O próprio ministro, ainda como corregedor nacional de Justiça, determinou a suspensão integral da eficácia do Provimento 247 por sessenta dias. "Após a edição do Provimento 247, houve uma reclamação geral dos cartórios e, por cautela, e para que houvesse um debate e análise mais amplos, determinei a suspensão. Esse é um dado especialmente relevante. Quando surgiram questionamentos sobre aspectos institucionais, tecnológicos e econômicos do modelo e entendi que deveriam ser submetidos a discussão mais ampla, eu próprio determinei a suspensão e a abertura de consulta pública e institucional."
Campbell informou que a medida foi adotada antes da implementação do sistema e 'justamente para impedir que contratos, investimentos ou adaptações de grande escala fossem realizados antes de uma avaliação institucional mais abrangente'.
'Acusação é grave e não encontra respaldo em fatos', dizem entidades de juízes e procuradores
A Frente Associativa da Magistratura e do Ministério Público (Frentas) repudiou as alegações de que o ministro Mauro Campbell teria favorecido interesses privados do sócio de sua mulher na criação do Validador Nacional de Selos. "A acusação é grave e não encontra respaldo nos fatos", afirma a entidade em nota.
"É inaceitável que a apresentação preliminar de uma ferramenta seja convertida em narrativa de favorecimento empresarial, sobretudo quando decisão oficial posterior esclarece que sequer havia fornecedor definido", diz a direção da Frentas. "A crítica e a fiscalização da atuação de agentes públicos são indispensáveis à democracia, mas devem observar os fatos e a documentação existente."
Campbell anota que o sócio da Newtech, Fredson Andrade da Encarnação, "é profissional da área de tecnologia da informação, na qual exerce atividade há mais de 25 anos" e que "não mantém relação de proximidade profissional" com ele. Segundo o ministro, o vínculo de Fredson com sua mulher, Lúcia Clara, decorre de participação societária "em outra empresa" e "jamais se traduziu em relação profissional, contratual ou mesmo fática" entre a atividade empresarial de Fredson e sua atuação, "seja pessoalmente, seja no exercício da Corregedoria Nacional".

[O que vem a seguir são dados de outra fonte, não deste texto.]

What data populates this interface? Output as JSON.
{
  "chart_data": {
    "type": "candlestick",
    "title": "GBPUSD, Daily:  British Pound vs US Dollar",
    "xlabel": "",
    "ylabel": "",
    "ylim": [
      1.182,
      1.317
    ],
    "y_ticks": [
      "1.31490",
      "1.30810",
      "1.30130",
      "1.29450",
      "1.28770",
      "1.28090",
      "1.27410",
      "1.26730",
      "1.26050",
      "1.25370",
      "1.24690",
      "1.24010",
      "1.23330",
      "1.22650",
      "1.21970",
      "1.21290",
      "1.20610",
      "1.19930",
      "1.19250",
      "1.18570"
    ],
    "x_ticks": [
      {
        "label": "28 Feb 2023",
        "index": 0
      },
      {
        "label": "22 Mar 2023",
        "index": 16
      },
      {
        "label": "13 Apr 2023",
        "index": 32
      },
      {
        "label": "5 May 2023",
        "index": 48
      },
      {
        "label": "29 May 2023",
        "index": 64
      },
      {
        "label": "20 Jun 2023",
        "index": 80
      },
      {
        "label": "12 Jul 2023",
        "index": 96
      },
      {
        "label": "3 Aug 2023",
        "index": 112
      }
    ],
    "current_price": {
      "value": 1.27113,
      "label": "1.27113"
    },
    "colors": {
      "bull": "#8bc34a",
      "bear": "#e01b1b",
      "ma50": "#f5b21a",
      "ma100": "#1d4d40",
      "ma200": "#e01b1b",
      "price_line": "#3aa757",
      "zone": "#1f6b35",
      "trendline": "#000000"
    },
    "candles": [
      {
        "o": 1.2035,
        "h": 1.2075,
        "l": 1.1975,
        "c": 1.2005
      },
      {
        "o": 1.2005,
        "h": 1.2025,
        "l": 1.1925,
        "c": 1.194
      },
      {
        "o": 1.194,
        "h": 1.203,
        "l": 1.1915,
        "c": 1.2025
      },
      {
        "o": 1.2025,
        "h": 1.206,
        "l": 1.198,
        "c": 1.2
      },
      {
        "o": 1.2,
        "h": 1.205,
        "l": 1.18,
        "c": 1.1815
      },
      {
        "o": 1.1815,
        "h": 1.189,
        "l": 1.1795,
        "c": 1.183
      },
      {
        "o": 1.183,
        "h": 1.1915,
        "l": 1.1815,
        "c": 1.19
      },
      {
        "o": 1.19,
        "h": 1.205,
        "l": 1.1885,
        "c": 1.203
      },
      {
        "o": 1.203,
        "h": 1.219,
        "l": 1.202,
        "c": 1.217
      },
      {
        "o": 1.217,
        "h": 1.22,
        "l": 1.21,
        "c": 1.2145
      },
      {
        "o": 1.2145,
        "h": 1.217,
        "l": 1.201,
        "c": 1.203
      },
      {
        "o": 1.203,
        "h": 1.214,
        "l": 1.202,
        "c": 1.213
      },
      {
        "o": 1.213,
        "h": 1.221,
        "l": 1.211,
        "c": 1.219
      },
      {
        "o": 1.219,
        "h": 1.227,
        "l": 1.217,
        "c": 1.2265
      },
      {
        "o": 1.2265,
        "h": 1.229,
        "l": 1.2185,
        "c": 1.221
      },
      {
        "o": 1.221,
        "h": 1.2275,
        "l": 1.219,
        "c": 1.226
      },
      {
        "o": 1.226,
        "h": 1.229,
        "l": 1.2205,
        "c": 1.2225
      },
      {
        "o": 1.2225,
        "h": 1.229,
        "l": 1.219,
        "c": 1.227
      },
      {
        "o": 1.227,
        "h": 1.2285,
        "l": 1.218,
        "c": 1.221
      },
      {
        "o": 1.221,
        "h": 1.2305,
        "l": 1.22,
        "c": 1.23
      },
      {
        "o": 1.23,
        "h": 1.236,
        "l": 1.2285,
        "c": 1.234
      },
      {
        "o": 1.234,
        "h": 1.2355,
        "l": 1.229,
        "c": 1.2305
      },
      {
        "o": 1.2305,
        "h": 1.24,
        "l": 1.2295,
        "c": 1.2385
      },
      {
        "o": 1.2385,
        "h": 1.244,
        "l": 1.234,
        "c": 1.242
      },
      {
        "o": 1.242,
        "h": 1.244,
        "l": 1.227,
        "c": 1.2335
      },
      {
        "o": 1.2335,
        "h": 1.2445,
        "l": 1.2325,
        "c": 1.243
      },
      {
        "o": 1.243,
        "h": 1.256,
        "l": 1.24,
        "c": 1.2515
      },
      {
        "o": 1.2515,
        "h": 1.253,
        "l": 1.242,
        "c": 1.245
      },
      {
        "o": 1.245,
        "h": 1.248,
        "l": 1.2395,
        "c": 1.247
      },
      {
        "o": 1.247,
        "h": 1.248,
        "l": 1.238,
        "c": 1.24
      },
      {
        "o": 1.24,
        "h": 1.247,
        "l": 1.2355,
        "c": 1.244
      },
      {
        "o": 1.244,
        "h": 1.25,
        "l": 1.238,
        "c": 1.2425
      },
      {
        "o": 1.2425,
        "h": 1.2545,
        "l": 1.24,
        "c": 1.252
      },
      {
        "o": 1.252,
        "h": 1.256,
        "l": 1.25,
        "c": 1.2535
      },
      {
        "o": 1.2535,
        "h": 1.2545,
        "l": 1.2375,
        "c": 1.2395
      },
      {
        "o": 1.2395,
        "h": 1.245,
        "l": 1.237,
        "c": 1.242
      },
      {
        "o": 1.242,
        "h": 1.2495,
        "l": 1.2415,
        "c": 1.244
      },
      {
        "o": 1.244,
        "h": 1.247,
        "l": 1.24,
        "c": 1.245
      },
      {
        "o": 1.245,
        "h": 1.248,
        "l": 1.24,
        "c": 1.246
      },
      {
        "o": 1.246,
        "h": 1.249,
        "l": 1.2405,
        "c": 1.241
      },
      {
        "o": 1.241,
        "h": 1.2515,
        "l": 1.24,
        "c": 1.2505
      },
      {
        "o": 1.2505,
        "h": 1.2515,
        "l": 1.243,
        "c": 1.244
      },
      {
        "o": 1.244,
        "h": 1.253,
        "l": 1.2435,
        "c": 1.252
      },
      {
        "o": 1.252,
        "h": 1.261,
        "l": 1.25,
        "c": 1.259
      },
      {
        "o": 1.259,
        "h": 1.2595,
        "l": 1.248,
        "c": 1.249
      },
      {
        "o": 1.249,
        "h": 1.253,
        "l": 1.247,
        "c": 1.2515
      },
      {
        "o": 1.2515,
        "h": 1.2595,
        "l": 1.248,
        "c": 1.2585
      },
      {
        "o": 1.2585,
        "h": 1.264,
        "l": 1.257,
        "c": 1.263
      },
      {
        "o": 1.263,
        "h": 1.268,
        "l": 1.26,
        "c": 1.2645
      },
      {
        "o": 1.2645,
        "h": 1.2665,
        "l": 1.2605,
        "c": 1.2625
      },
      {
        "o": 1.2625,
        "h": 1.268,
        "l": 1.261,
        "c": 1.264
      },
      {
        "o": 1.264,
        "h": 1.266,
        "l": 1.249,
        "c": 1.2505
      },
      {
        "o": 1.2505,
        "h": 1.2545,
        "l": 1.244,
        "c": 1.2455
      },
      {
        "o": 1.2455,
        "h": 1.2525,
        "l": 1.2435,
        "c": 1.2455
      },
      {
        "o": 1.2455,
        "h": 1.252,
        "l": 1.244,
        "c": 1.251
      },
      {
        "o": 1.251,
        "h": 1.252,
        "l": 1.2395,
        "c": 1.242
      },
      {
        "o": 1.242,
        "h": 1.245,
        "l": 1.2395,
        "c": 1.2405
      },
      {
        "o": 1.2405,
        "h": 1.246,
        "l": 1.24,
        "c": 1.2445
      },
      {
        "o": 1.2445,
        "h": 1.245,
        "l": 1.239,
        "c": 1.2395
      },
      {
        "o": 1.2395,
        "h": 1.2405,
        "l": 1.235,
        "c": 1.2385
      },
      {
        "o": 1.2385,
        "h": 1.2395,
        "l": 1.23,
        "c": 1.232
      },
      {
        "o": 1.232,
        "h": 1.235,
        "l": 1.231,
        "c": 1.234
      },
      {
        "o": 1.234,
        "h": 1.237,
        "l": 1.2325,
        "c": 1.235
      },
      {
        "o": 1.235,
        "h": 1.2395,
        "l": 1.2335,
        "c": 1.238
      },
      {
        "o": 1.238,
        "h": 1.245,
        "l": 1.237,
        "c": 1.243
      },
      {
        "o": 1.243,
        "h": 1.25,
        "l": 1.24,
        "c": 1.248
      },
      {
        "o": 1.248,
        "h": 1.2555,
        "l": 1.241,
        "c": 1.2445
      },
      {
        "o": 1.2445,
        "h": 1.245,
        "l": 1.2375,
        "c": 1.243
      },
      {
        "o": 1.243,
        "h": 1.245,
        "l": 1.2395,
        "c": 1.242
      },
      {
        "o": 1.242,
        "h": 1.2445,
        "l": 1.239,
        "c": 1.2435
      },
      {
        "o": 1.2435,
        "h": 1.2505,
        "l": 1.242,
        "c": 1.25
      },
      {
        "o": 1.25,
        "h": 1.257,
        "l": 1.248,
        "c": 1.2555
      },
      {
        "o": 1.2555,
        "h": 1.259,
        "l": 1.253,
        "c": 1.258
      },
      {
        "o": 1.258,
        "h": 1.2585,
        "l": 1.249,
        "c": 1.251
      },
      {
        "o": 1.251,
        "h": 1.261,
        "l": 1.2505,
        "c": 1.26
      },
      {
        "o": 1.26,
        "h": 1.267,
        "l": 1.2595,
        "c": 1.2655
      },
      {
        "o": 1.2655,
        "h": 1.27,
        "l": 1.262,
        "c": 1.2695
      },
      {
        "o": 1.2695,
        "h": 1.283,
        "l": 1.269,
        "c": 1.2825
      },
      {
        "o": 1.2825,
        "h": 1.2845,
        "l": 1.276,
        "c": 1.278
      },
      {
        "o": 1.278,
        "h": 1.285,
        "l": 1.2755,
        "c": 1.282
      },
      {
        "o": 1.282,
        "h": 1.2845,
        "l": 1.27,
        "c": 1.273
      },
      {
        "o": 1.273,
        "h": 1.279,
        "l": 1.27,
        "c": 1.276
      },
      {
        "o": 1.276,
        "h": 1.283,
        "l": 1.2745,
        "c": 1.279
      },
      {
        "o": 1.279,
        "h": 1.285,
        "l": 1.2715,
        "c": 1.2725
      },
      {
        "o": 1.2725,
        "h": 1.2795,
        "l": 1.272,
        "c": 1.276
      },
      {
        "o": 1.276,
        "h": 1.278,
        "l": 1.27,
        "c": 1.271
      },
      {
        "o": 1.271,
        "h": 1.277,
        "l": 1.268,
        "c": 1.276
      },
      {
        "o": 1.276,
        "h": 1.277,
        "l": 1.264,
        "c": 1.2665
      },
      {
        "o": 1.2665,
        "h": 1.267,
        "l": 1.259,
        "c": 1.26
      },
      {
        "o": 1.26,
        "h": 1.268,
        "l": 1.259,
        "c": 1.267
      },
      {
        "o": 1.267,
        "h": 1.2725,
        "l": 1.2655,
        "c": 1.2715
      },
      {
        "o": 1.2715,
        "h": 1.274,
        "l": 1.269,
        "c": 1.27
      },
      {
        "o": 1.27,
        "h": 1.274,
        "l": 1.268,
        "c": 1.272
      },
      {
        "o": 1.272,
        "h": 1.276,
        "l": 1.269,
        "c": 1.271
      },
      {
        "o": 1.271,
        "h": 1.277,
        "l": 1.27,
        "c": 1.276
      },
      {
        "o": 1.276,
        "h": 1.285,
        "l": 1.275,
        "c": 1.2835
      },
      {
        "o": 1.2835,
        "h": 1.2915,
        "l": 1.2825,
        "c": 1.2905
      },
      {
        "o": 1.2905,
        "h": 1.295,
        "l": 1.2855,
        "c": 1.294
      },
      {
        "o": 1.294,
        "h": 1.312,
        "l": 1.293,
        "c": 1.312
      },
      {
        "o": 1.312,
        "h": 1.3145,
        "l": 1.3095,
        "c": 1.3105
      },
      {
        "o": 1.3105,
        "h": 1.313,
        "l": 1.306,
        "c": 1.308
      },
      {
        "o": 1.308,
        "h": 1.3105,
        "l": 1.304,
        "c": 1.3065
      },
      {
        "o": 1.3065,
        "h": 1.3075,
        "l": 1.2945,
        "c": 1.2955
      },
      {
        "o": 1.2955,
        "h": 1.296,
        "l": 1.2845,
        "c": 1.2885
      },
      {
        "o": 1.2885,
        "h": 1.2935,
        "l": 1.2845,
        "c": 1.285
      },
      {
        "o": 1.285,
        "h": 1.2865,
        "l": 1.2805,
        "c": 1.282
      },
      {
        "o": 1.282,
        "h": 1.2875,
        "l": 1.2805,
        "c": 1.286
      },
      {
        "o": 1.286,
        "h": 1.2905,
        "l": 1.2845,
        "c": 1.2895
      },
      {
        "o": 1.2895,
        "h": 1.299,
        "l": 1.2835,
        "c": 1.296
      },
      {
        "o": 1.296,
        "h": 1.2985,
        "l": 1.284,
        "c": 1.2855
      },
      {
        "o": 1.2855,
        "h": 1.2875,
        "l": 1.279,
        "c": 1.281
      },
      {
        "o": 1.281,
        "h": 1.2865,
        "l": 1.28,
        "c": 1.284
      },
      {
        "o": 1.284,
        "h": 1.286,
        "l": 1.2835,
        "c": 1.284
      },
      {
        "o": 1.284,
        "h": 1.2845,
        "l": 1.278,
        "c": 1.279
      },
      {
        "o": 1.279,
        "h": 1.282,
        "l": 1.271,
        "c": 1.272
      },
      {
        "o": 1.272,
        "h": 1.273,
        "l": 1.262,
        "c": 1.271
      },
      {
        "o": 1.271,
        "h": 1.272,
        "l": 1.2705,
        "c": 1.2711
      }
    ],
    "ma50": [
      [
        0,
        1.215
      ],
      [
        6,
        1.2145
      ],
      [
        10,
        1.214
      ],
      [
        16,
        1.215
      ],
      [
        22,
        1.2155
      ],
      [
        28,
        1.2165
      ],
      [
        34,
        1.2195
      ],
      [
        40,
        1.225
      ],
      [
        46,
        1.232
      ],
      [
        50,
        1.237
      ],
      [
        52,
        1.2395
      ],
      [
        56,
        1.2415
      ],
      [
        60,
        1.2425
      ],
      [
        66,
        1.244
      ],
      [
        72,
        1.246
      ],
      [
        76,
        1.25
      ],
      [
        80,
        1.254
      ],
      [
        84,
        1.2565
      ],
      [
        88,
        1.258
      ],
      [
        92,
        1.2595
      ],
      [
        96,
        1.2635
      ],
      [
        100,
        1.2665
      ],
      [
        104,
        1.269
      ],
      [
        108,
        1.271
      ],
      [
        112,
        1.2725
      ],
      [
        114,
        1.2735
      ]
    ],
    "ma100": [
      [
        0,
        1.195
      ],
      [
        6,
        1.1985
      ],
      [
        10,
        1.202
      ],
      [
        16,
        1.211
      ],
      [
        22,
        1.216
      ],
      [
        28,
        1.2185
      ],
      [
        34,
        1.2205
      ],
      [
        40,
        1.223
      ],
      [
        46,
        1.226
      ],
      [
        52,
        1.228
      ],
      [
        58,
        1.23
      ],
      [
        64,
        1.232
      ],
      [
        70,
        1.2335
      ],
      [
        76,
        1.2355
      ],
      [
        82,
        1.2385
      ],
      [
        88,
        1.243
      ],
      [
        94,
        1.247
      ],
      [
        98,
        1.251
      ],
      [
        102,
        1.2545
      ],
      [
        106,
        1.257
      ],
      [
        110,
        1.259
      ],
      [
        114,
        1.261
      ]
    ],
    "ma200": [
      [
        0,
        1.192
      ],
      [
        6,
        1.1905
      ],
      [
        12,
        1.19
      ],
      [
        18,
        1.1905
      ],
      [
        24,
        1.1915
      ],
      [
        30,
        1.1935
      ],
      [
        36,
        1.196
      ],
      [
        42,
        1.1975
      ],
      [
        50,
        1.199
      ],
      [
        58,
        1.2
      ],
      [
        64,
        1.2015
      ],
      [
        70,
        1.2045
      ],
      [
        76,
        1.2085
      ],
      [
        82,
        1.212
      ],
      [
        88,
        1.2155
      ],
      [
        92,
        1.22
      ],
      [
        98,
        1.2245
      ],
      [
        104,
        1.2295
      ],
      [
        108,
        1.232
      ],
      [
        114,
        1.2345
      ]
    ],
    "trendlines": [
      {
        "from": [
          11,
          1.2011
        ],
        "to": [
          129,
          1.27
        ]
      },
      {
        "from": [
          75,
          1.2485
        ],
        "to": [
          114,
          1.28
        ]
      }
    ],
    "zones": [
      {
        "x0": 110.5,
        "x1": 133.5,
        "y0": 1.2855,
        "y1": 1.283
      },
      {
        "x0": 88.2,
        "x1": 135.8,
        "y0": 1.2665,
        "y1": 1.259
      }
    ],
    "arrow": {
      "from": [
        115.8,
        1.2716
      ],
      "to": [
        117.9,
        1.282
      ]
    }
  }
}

O ministro também negou ter indicado a Newtech. "Não fui eu nem a Corregedoria Nacional que indicamos a Newtech", afirmou. Segundo Campbell, a empresa "foi apresentada pela CNR, a pedido da Anoreg-AM", entidade do Amazonas, "como tecnicamente apta a demonstrar uma solução". Ele acrescentou que "essa apresentação sequer significava que ela seria posteriormente contratada."
"À Corregedoria cabia formular a política pública, estabelecer os requisitos técnicos e de segurança, avaliar a adequação da solução e exercer a supervisão e a fiscalização do sistema", expõe o ministro. "Por isso, não identifico conflito de interesses capaz de comprometer minha atuação ou a atuação institucional da Corregedoria na condução da matéria", argumenta Campbell.